Marsh Creek, a short distance from my home, is bloated like a certain writer who has partaken overmuch of turkey and ice cream at a family dinner. Rain pours down on the tableau, filling the myriad tributaries that flow into the creek like an array of gravy and soup bowls, each adding ingredients they have collected from minor hills and valleys in the larger creek’s watershed.
Just over a week ago, a snowstorm laid a biodegradable covering across the scene. Now the rain melds it into the water that is its main ingredient, expanding the creek to a degree the spring and summer feeder streams will not.
My canoe cries out from the back yard. Oh, if the water could be warmer, but all that snow-melt makes me willing to wait a bit.
It’s amazing to watch the rush of clean water coursing toward the Atlantic Ocean, and more amazing to think of people in our nation of equality and plenty who do not have access to their own supply.
Such as those in Flint, Michigan, where the town’s only real industry left town, taking with it millions of tax dollars for which it had once loudly taken credit. Anyone who has lived to the limits of a good job, and suddenly been unemployed, knows the feeling. It happens to towns and cities as well as individual families.
So Michigan’s governor appointed a manager, who changed Flint’s water source from Detroit to the Flint River, because polluted water was cheaper than the clean stuff. For much of the past year, those Flint residents who had not fled when the car-maker did complained about the water, but those in charge of the money paid no heed. So what if it looked and tasted bad. Until the national news discovered a story in lead-poisoned children.
Meanwhile, Duke Energy had been piling coal ash generated by its electricity generating plant on the Dan River, near Eden, North Carolina. On Feb. 2, 2014, as the nation was making itself comfortable with beer, chips and Super Bowl 48, the dam holding the Duke Energy coal ash in place failed, dumping nearly 39,000 tons of muddy ash and 24 million gallons of wastewater – a concentrated slurry of heavy metals such as lead and mercury – into the Dan River.
In 2008, a similar spill at a Tennessee Valley Authority electricity generation plant in Kingston, Tenn. poured billions of gallons of sludge onto homes, property and the Clinch and Emory rivers. Much of what could be recovered was shoveled onto trains and hauled to Uniontown, Alabama – a town of low employment and lower wages. Leaders of its largely African-American population tout the few million dollars in dumping fees added to their government coffers. What effect the mountain of ash will have on their children is not yet clear.
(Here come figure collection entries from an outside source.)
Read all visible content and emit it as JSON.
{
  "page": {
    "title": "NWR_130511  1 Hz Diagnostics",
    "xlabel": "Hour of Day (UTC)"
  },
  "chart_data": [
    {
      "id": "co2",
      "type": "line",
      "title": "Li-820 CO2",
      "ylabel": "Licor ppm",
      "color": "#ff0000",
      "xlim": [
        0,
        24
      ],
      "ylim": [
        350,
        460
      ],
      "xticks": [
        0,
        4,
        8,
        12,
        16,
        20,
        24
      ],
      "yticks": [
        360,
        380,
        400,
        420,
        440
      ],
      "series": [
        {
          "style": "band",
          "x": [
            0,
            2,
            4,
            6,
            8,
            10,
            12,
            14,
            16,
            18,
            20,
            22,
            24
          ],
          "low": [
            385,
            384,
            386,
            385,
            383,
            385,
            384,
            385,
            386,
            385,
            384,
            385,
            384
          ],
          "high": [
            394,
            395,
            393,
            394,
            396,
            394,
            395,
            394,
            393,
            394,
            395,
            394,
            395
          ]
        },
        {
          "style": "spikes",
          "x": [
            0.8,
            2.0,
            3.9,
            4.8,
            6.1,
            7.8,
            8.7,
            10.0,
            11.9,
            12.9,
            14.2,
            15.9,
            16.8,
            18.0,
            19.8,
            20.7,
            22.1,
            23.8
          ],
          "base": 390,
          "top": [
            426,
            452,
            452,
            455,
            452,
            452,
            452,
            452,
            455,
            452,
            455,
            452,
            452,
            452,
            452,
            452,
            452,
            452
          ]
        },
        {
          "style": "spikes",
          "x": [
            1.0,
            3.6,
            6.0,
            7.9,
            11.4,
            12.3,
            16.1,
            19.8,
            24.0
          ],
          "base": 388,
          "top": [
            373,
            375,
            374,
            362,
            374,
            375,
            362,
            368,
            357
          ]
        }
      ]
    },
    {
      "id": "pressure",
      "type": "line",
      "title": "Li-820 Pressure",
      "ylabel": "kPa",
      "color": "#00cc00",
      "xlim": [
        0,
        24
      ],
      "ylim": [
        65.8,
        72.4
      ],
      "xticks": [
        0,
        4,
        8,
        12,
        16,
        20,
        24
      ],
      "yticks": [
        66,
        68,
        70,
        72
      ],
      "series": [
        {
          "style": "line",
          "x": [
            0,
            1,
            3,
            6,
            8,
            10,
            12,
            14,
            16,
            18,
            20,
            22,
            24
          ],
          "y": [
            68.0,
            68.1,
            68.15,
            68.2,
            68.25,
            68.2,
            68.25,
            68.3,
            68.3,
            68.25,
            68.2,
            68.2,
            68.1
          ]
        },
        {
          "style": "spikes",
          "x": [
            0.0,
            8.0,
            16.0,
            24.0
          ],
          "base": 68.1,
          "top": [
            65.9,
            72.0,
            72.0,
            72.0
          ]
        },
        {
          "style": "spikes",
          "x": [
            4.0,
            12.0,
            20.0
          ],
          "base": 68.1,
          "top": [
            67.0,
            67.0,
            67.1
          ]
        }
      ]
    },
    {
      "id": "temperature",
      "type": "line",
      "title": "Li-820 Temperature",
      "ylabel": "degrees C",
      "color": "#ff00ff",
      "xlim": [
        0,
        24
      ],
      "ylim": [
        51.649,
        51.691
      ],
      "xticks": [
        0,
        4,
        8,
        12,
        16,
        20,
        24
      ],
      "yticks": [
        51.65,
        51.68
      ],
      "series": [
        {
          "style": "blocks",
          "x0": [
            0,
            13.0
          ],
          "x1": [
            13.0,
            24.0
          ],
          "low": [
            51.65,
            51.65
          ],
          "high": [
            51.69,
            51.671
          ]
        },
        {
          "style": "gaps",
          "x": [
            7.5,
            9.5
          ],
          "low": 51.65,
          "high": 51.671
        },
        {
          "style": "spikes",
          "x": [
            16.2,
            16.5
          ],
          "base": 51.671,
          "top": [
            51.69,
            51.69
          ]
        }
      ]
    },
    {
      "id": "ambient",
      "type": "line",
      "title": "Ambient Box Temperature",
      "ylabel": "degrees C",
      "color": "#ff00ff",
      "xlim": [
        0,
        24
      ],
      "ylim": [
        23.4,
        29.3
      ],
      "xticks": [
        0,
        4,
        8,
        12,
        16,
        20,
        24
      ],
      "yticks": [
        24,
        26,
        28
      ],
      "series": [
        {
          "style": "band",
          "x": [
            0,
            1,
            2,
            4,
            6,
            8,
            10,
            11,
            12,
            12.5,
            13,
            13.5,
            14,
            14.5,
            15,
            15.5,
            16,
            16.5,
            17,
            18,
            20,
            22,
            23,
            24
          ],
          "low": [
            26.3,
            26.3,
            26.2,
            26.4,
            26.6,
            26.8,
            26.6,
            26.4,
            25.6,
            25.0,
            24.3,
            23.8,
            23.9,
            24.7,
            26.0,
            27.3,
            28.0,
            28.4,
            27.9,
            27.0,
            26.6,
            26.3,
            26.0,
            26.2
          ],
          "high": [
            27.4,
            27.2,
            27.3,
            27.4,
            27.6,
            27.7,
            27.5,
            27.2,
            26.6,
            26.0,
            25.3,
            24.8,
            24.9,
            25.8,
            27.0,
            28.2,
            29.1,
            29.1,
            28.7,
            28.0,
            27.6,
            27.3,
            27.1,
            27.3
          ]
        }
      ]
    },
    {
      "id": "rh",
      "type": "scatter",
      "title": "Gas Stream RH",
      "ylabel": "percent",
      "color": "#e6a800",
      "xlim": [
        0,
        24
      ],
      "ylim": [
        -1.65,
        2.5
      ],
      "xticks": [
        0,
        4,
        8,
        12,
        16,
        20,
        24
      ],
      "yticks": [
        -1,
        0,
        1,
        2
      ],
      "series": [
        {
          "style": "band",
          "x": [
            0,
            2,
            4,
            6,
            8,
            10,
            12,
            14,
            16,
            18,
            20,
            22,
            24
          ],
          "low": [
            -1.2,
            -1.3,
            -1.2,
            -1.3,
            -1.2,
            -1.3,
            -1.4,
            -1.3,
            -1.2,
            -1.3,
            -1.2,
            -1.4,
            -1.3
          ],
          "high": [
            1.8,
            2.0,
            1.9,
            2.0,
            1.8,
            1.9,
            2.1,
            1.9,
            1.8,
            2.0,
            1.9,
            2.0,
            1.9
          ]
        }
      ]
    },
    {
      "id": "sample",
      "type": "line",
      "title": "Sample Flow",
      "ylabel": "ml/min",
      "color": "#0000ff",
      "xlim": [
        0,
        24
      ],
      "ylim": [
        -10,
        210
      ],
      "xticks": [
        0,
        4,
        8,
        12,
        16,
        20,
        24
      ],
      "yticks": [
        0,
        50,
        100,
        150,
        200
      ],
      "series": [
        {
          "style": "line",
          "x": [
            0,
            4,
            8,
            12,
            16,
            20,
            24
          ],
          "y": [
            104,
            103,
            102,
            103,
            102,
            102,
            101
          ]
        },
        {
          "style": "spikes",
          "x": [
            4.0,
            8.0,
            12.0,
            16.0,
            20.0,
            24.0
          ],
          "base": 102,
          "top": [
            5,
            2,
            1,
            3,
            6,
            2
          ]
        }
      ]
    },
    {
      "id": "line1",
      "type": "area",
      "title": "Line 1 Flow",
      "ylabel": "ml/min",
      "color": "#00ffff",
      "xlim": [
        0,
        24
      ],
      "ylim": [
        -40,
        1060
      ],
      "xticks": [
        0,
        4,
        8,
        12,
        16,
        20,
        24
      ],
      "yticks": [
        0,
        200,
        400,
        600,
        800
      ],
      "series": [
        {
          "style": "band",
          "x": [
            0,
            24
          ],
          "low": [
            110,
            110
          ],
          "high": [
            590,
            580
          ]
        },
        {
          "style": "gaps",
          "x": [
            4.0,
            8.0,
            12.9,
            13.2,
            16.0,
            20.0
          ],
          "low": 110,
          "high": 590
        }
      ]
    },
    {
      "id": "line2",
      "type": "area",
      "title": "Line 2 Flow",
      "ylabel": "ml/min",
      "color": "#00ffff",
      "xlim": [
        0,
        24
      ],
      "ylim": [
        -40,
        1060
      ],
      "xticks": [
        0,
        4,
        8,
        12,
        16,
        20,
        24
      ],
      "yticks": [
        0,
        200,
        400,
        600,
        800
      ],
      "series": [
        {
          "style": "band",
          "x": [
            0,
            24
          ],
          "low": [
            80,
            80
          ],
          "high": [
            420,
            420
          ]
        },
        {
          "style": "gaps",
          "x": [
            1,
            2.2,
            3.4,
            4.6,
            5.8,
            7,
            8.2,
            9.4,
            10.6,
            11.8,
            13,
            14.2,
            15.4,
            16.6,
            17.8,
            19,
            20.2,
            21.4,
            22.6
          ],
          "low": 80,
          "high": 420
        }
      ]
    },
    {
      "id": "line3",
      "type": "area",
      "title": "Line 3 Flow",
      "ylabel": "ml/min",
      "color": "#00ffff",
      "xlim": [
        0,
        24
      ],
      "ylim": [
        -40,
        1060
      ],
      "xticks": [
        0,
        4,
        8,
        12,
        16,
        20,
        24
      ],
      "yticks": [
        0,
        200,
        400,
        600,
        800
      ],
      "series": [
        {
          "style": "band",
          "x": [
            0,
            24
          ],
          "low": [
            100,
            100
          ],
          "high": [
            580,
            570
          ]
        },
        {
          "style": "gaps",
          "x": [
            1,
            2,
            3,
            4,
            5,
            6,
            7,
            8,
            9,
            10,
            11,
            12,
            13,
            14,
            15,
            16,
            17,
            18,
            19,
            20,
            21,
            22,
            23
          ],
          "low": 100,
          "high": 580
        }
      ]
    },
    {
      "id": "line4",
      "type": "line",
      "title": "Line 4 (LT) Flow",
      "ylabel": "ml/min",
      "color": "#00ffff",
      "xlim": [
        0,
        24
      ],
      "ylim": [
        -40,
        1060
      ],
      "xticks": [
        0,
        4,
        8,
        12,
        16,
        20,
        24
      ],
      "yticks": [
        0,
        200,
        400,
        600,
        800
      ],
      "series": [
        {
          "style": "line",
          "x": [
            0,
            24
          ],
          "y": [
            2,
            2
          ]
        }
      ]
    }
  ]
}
In parts of Ohio, the upper tier of Pennsylvania and numerous poor towns in south Texas, people with relatively little money are told if they will put up with the inconvenience, they will get money for motorhomes and travel while frackers leave their waste, some in “accidental” spills, all potentially hazardous to kids.
Lately I’ve been thinking about how we Americans seem to think of those who are Not-Us. It would be convenient to frame it in terms of Black vs. White, but it actually is happening in the context of “It’s not happening here, so it’s not happening.”
As I drive along the banks and bends of Marsh Creek, with its free-running supply of clean, safe water, I cannot help thinking no one will be quietly dumping coal ash near the homes along its path. But water pays no attention to boundaries established by route numbers and mortgage values.
Whether the pollution is dumped in our water, or our water is used to replace that destroyed by industrial events hundreds of miles away, continuing dumping our effluent on the poorest among us eventually will drown us all.